The FT asks successful people in its weekly Inventoryfeature if they have ever undergone an IQ test. Many have. But none that I can recall has said the result had any bearing on their later success. There is a reason why the description of Enron’s senior executives as “the smartest guys in the room” was a harbinger of dysfunction and disaster and not a qualification for flexible leadership.
在每周的Inventory专题里,英国《金融时报》会询问那些成功人士是否接受过智商测试。许多人都接受过。但据我回忆,没有一个人表示测试结果对他们日后的成功产生过任何影响。安然(Enron)的高管们被形容成“房间里最聪明的人”,该评价预示了异常和灾难,而非说明他们具备灵活的领导力,这是有道理的。
Yet even though the idea that chief executives are omnipotent is fading, the myth of the omniscient corporate boss persists. Leaders remain reluctant to admit publicly that they simply cannot know everything about their business, until an operational blunder or a scandal reveals the truth.

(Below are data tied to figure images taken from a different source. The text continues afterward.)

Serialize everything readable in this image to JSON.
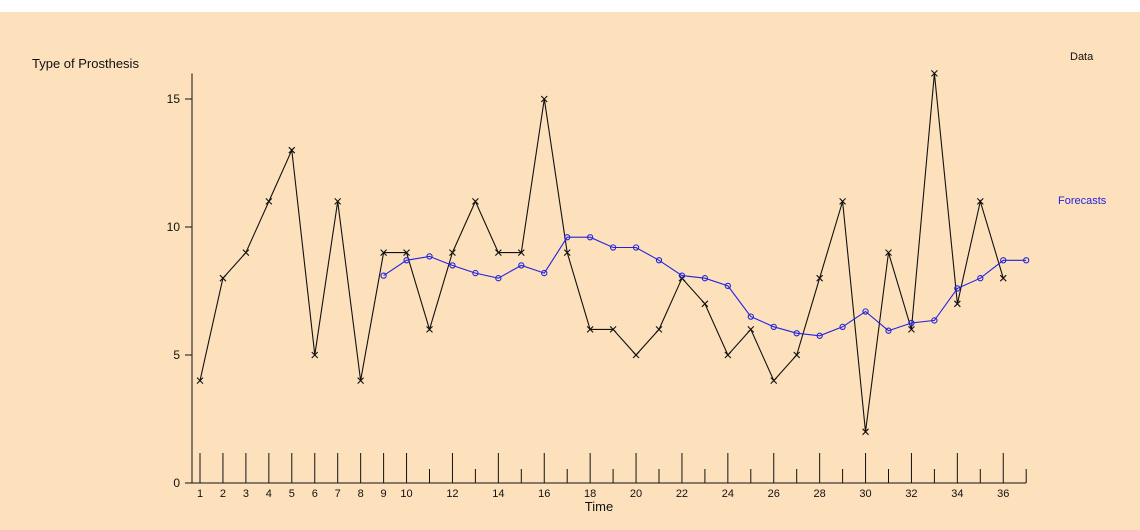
{
  "chart_data": {
    "type": "line",
    "ylabel": "Type of Prosthesis",
    "xlabel": "Time",
    "ylim": [
      0,
      16
    ],
    "xlim": [
      0.5,
      37
    ],
    "yticks": [
      0,
      5,
      10,
      15
    ],
    "xtick_labels": [
      1,
      2,
      3,
      4,
      5,
      6,
      7,
      8,
      9,
      10,
      12,
      14,
      16,
      18,
      20,
      22,
      24,
      26,
      28,
      30,
      32,
      34,
      36
    ],
    "grid": false,
    "legend": [
      {
        "name": "Data",
        "color": "#111111"
      },
      {
        "name": "Forecasts",
        "color": "#2222dd"
      }
    ],
    "series": [
      {
        "name": "Data",
        "color": "#111111",
        "marker": "x",
        "x": [
          1,
          2,
          3,
          4,
          5,
          6,
          7,
          8,
          9,
          10,
          11,
          12,
          13,
          14,
          15,
          16,
          17,
          18,
          19,
          20,
          21,
          22,
          23,
          24,
          25,
          26,
          27,
          28,
          29,
          30,
          31,
          32,
          33,
          34,
          35,
          36
        ],
        "y": [
          4,
          8,
          9,
          11,
          13,
          5,
          11,
          4,
          9,
          9,
          6,
          9,
          11,
          9,
          9,
          15,
          9,
          6,
          6,
          5,
          6,
          8,
          7,
          5,
          6,
          4,
          5,
          8,
          11,
          2,
          9,
          6,
          16,
          7,
          11,
          8
        ]
      },
      {
        "name": "Forecasts",
        "color": "#2222dd",
        "marker": "o",
        "x": [
          9,
          10,
          11,
          12,
          13,
          14,
          15,
          16,
          17,
          18,
          19,
          20,
          21,
          22,
          23,
          24,
          25,
          26,
          27,
          28,
          29,
          30,
          31,
          32,
          33,
          34,
          35,
          36,
          37
        ],
        "y": [
          8.1,
          8.7,
          8.85,
          8.5,
          8.2,
          8.0,
          8.5,
          8.2,
          9.6,
          9.6,
          9.2,
          9.2,
          8.7,
          8.1,
          8.0,
          7.7,
          6.5,
          6.1,
          5.85,
          5.75,
          6.1,
          6.7,
          5.95,
          6.25,
          6.35,
          7.6,
          8.0,
          8.7,
          8.7
        ]
      }
    ]
  }
}
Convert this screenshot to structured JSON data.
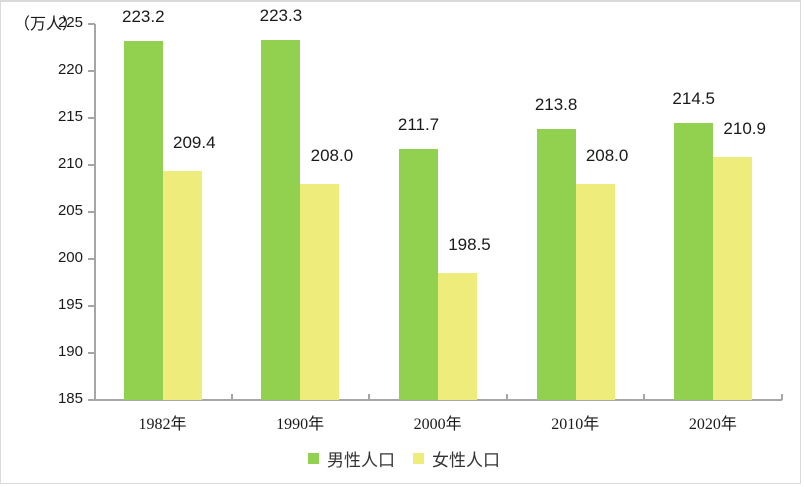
{
  "chart_data": {
    "type": "bar",
    "title": "",
    "unit_label": "（万人）",
    "xlabel": "",
    "ylabel": "万人",
    "ylim": [
      185,
      225
    ],
    "yticks": [
      185,
      190,
      195,
      200,
      205,
      210,
      215,
      220,
      225
    ],
    "grid": false,
    "legend_position": "bottom",
    "categories": [
      "1982年",
      "1990年",
      "2000年",
      "2010年",
      "2020年"
    ],
    "series": [
      {
        "name": "男性人口",
        "color": "#92d050",
        "values": [
          223.2,
          223.3,
          211.7,
          213.8,
          214.5
        ],
        "labels": [
          "223.2",
          "223.3",
          "211.7",
          "213.8",
          "214.5"
        ]
      },
      {
        "name": "女性人口",
        "color": "#eeec7b",
        "values": [
          209.4,
          208.0,
          198.5,
          208.0,
          210.9
        ],
        "labels": [
          "209.4",
          "208.0",
          "198.5",
          "208.0",
          "210.9"
        ]
      }
    ]
  }
}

然而,虽然人们渐渐不再认为首席执行官应该无所不能,公司老总无所不知的神话依然在流传。领导人仍然不愿公开承认,他们根本无法对自己企业的各方面了若指掌,除非一次经营失误或一场丑闻才能揭露这一真相。
One reason CEOs try to appear all-knowing is that their public appearances — the analyst briefing, the television interview, the conference panel — place unrealistic pressure on imperfect individuals to demonstrate perfect knowledge. At such events, executives are preoccupied with not appearing thick. It would be far more realistic and refreshing if they admitted that, day to day, they often call on lieutenants to answer tricky questions.
首席执行官们努力表现出全知的样子,原因之一就是各种公开露面——分析师简报会,电视采访,讨论会——使他们承受了不现实的压力,他们作为不完美的个体,却要做出具备完美知识的样子。在公开场合上,高管们要全神贯注,不能露出无知的样子。如果他们能承认,每天他们都得经常请副手解答棘手问题,那将会实事求是得多,也会令人耳目一新。
The best chief executives do not spend hours alone, applying their “enormous brains” to business problems. When academics from Warwick and Oxford Saïd business schools followed leaders in the healthcare sector for a study published in the latestMIT Sloan Management Review, they found that each built a “personal knowledge infrastructure”, which consisted of many elements. This infrastructure includes time for thought — one health manager had what he called a “train pile” of research that he could read while travelling. But it also allows for visits to the wards in off-hours to spot problems, analysis of a data “dashboard” of corporate performance and consultations with an inner circle of colleagues.
最优秀的首席执行官不会用自己“绝顶聪明的大脑”一个人花许多时间去解决业务问题。最新一期《麻省理工斯隆管理评论》(MIT Sloan Management Review)刊出了一份研究报告,来自英国华威商学院(Warwick)和牛津大学赛德商学院(University of Oxford Saïd)的学者在研究了医疗行业的领袖后,发现每个领导者都建立了“个人基础知识结构”,该结构由许多要素组成。其中包括用于思考的时间——一位医疗公司的管理者会在旅行中阅读研究资料,他说自己要读的资料多到“车载斗量”。他们也会在工作之余探访病房,以发现问题,分析公司业绩的数据“仪表盘”,以及与重要的同事商议问题。
I see two intelligent ways that clever leaders can apply their IQs: as entrepreneurial founders and as part of a balanced team. Mr Gates did not propose snuffing out bright sparks in business, or switching them for executives with the more modish “EQ” of emotional intelligence. He talked instead about the importance of fishing from three different “IQ pools”. To meet his current philanthropic goals, he says, he tries to mix managers with “scientific understanding, business analytics and a passion for being out in the field”. The same should go for all organisations: leading them in any other way would be plain stupid.
我认为,聪明的领导人要想发挥他们的智慧,有两条途径较为明智:作为企业创始人,以及作为一支成员角色互补的平衡型团队的一员。盖茨没有建议把那些商业上的聪明人排除在外,或用高情商(这个词现在更为时髦)的主管来替换他们。相反,他谈到了从三种不同“智商的人才”里选人的重要性。盖茨说,在自己当前从事的慈善事业中,他设法挑选三种不同类型的管理者,他们分别具备“科学理解能力、商业分析能力,以及实地考察的热情”。所有组织都该采用这一思路,别的管理方式都不明智。